McCarthy a paradoxical political figure

? Former Sen. Eugene J. McCarthy, who died last week at 89, was the most paradoxical of the major political figures of his time. A deeply serious and religious man, an educator and a poet, he also had a wicked sense of humor and a great gift for satire. One day in the late 1950s, when liberal maverick Sens. Wayne Morse of Oregon and Ernest Gruening of Alaska, who were always in the doghouse of Senate Majority Leader Lyndon Johnson, fell into a dispute with each other, McCarthy strolled by the press table in the Senate restaurant.

“Trouble in the leper colony,” he observed, deadpan. McCarthy defied easy categorization. A product of rural Minnesota, educated by the Benedictines and married to a woman, the former Abigail Quigley, every bit as capable a writer and thinker as himself, he was taken up in his 30s by the Minnesota Democratic-Farmer-Labor Party, led then and for decades afterward by Hubert H. Humphrey.

He ousted a Republican incumbent to win the House seat from St. Paul, became an early ringleader of the reform-minded Democratic Study Group, and moved on to the Senate in the big Democratic sweep of 1958.

A renowned orator, he wrote and delivered a nominating speech for Adlai Stevenson at the 1960 Democratic National Convention that set off a wild demonstration in the galleries in Los Angeles – and gained him the enduring enmity of the Kennedy clan, which was about to nominate one of its own for president.

However, McCarthy was hardly a national figure when Allard Lowenstein and other leaders of the dump-Johnson movement approached him in 1967, seeking an anti-Vietnam candidate who would challenge the president in the 1968 primaries. McCarthy had broken publicly with Johnson on the war, and he was still nursing personal wounds from being passed over by Johnson in 1964, when the Texan chose Humphrey as his running mate.

But McCarthy was characteristically reticent and ambivalent at the outset of the campaign, insisting in almost academic fashion that he was not “running” for president but was “willing” to serve.

For all his reluctance, he was a magnetic figure for young people particularly and for the broad swath of Democrats who had come to oppose the war. If Vietnam fueled his dissent, he insisted that his purpose was larger – and less personal – than for most candidates. In his fine double-biography of McCarthy and Humphrey, “Almost to the Presidency,” journalist and fellow Minnesotan Albert Eisele quotes this passage from McCarthy’s November 1967 declaration of candidacy:

“I am hoping that this challenge I am making, which I am hoping will be supported by other members of the Senate and by other politicians, may alleviate the sense of political helplessness and restore to many people a belief in the processes of American politics and of American government.” No more selfless manifesto was imaginable.

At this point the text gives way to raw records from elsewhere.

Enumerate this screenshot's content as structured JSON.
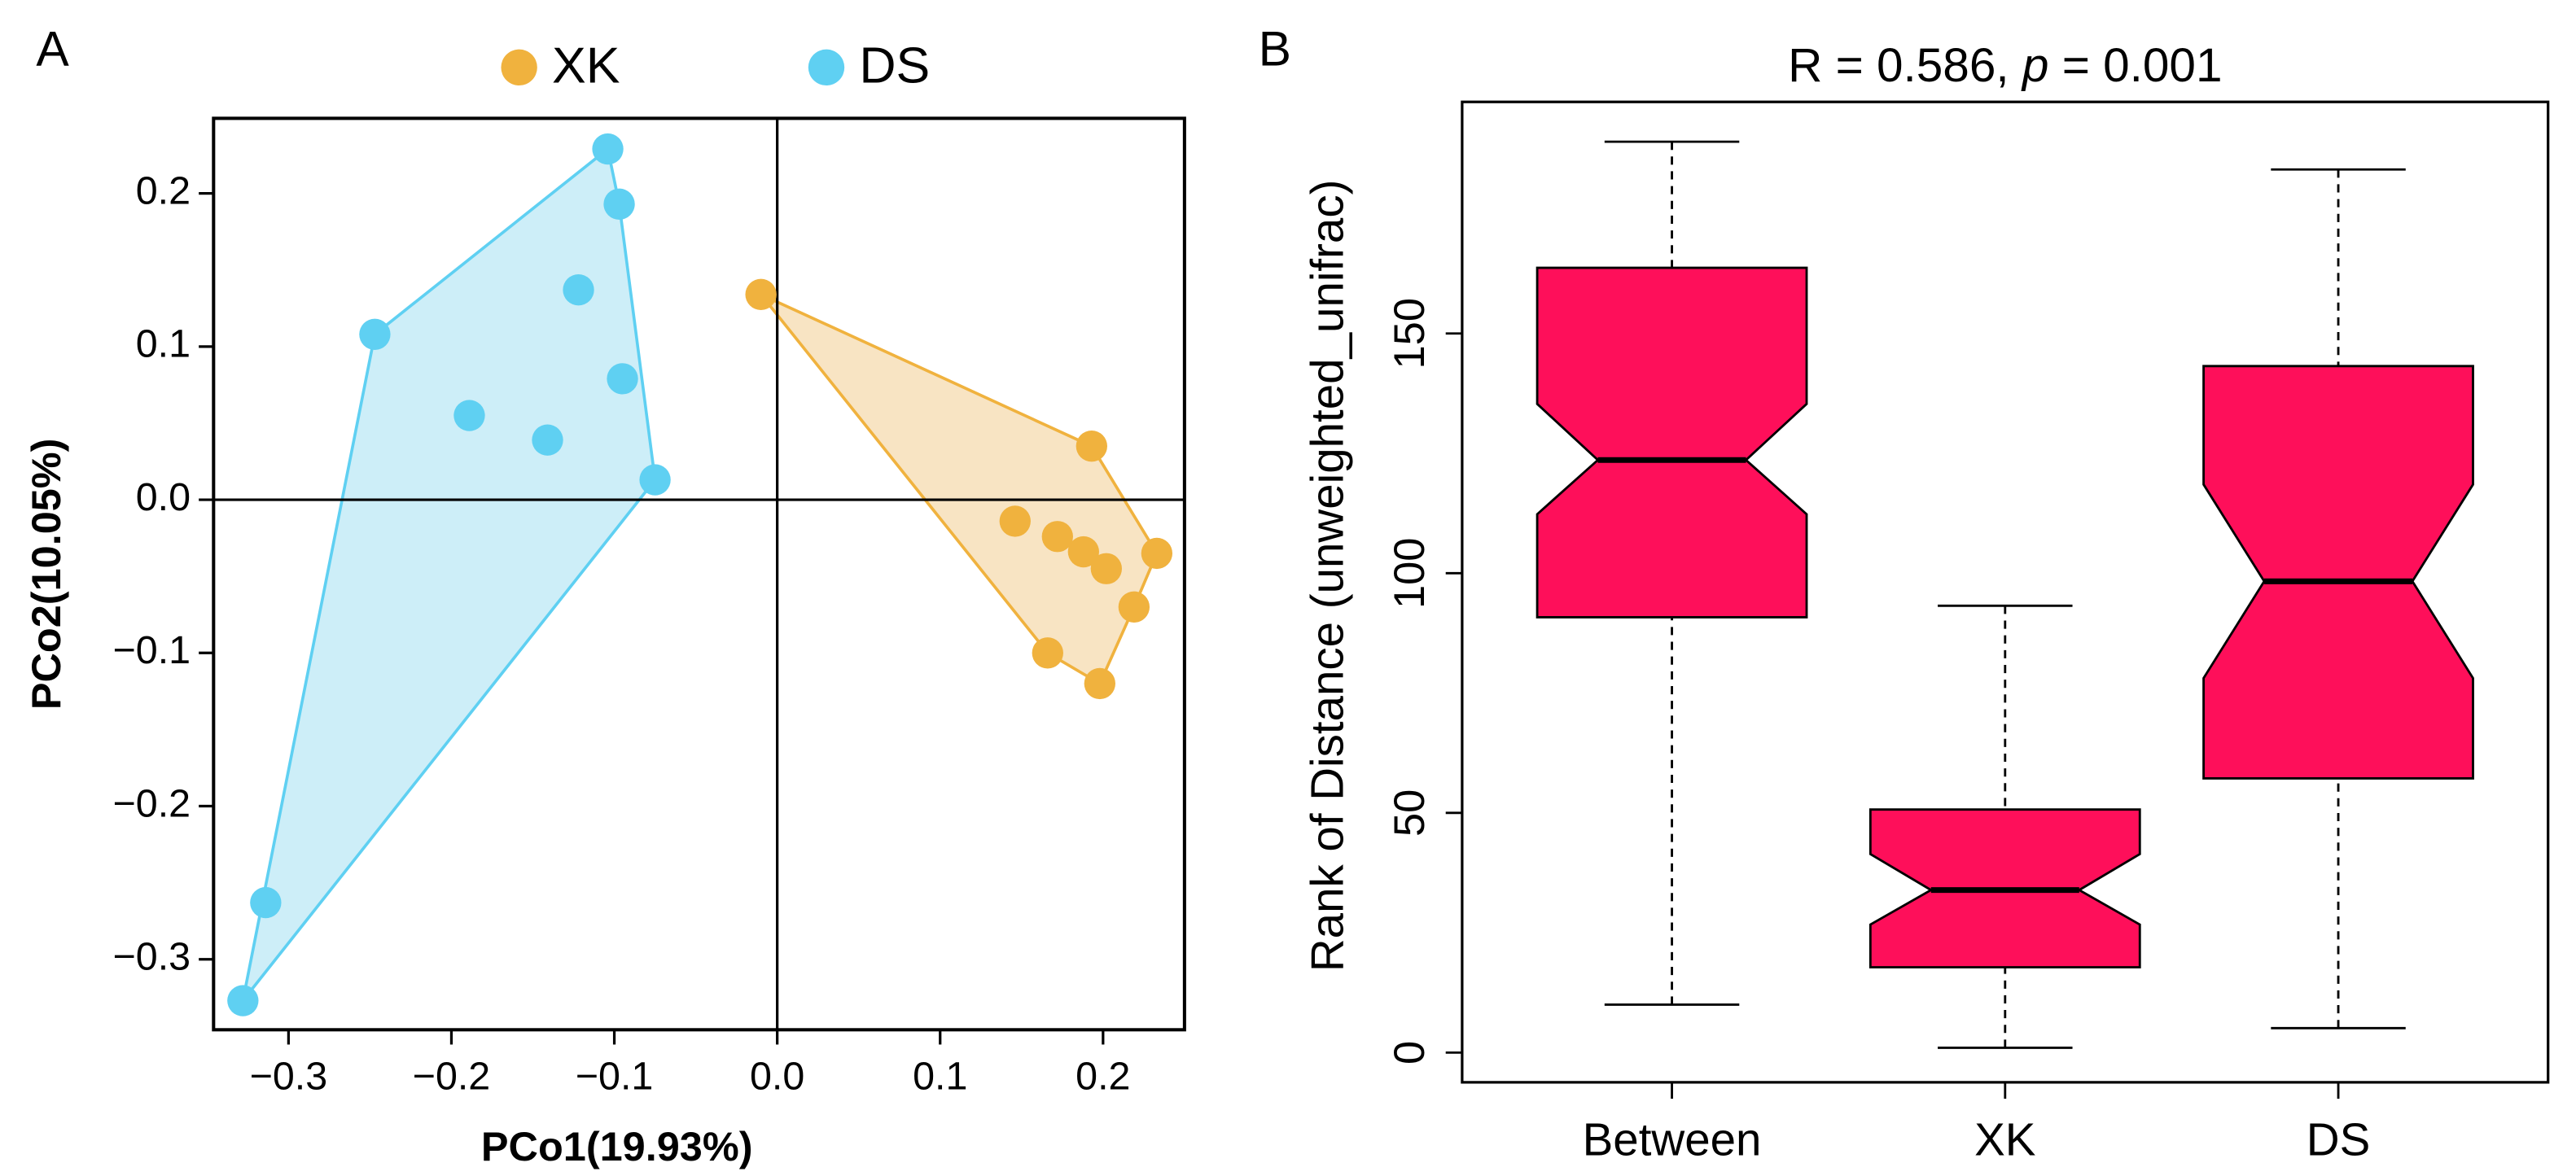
{
  "chart_data": [
    {
      "type": "scatter",
      "panel": "A",
      "xlabel": "PCo1(19.93%)",
      "ylabel": "PCo2(10.05%)",
      "xlim": [
        -0.346,
        0.25
      ],
      "ylim": [
        -0.346,
        0.249
      ],
      "xticks": [
        {
          "value": -0.3,
          "label": "−0.3"
        },
        {
          "value": -0.2,
          "label": "−0.2"
        },
        {
          "value": -0.1,
          "label": "−0.1"
        },
        {
          "value": 0,
          "label": "0.0"
        },
        0.1,
        0.2
      ],
      "yticks": [
        {
          "value": -0.3,
          "label": "−0.3"
        },
        {
          "value": -0.2,
          "label": "−0.2"
        },
        {
          "value": -0.1,
          "label": "−0.1"
        },
        {
          "value": 0,
          "label": "0.0"
        },
        0.1,
        0.2
      ],
      "reference_lines": true,
      "hull": true,
      "series": [
        {
          "name": "XK",
          "color": "#f0b23e",
          "hull_color": "#f8e4c3",
          "x": [
            -0.01,
            0.193,
            0.146,
            0.172,
            0.188,
            0.202,
            0.233,
            0.219,
            0.166,
            0.198
          ],
          "values": [
            0.134,
            0.035,
            -0.014,
            -0.024,
            -0.034,
            -0.045,
            -0.035,
            -0.07,
            -0.1,
            -0.12
          ]
        },
        {
          "name": "DS",
          "color": "#5fd0f2",
          "hull_color": "#cdeef8",
          "x": [
            -0.104,
            -0.097,
            -0.122,
            -0.247,
            -0.189,
            -0.141,
            -0.095,
            -0.075,
            -0.314,
            -0.328
          ],
          "values": [
            0.229,
            0.193,
            0.137,
            0.108,
            0.055,
            0.039,
            0.079,
            0.013,
            -0.263,
            -0.327
          ]
        }
      ]
    },
    {
      "type": "boxplot",
      "panel": "B",
      "title_parts": [
        "R =  0.586, ",
        "p",
        " =  0.001"
      ],
      "ylabel": "Rank of Distance (unweighted_unifrac)",
      "ylim": [
        -6.2,
        198.3
      ],
      "yticks": [
        0,
        50,
        100,
        150
      ],
      "color": "#fe0f5a",
      "categories": [
        "Between",
        "XK",
        "DS"
      ],
      "boxes": [
        {
          "low": 10,
          "q1": 90.8,
          "median": 123.6,
          "q3": 163.7,
          "high": 190,
          "notch": [
            112.3,
            135.3
          ]
        },
        {
          "low": 1,
          "q1": 17.8,
          "median": 33.9,
          "q3": 50.7,
          "high": 93.2,
          "notch": [
            26.7,
            41.4
          ]
        },
        {
          "low": 5.1,
          "q1": 57.2,
          "median": 98.3,
          "q3": 143.2,
          "high": 184.2,
          "notch": [
            78.1,
            118.5
          ]
        }
      ]
    }
  ]
}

The response was extraordinary. College students by the thousands scrubbed up “Clean for Gene” and hit the campaign trail in New Hampshire and later primaries. Even after all the stunning events that followed – Robert Kennedy’s entry into the race, Kennedy’s murder, the bloody Chicago convention that nominated but crippled Humphrey, and the election of Richard Nixon – scores of those McCarthy volunteers remained in politics, fueling a generation of Democratic activism.

Oddly, McCarthy was uncomfortable with the personal adulation. As ambitious as Humphrey, he was far more remote and self-centered – the opposite of a glad-handing politician. I saw him as someone who deliberately distanced himself from even his closest political allies – and not just when he lived with the Minnesota delegation at the Democratic convention of 1964, but also when he pursued his own ambition to become Johnson’s running mate, while almost all his old comrades labored to get Humphrey onto the ticket.

In 1966, when his Minnesota party was tearing itself apart in a protracted convention struggle for power between the governor and the lieutenant governor, McCarthy isolated himself in a remote hotel suite, refusing to intervene with the delegates but pouring drinks for reporters and discoursing on the Treaty of Ghent.

This history made his action a year later in plunging into the Vietnam debate and the presidential campaign all the more remarkable.

His last years were not happy ones. I heard him in a forum a few years ago, and his talk was a recital of grievances – directed at people either dead or long retired, who had failed in McCarthy’s still-harsh judgment to meet their responsibilities in that 1968 crucible.

But in that moment of history almost four decades ago, he stood alone – an example of courage that resonates to this day.

– David Broder is a columnist for Washington Post Writers Group.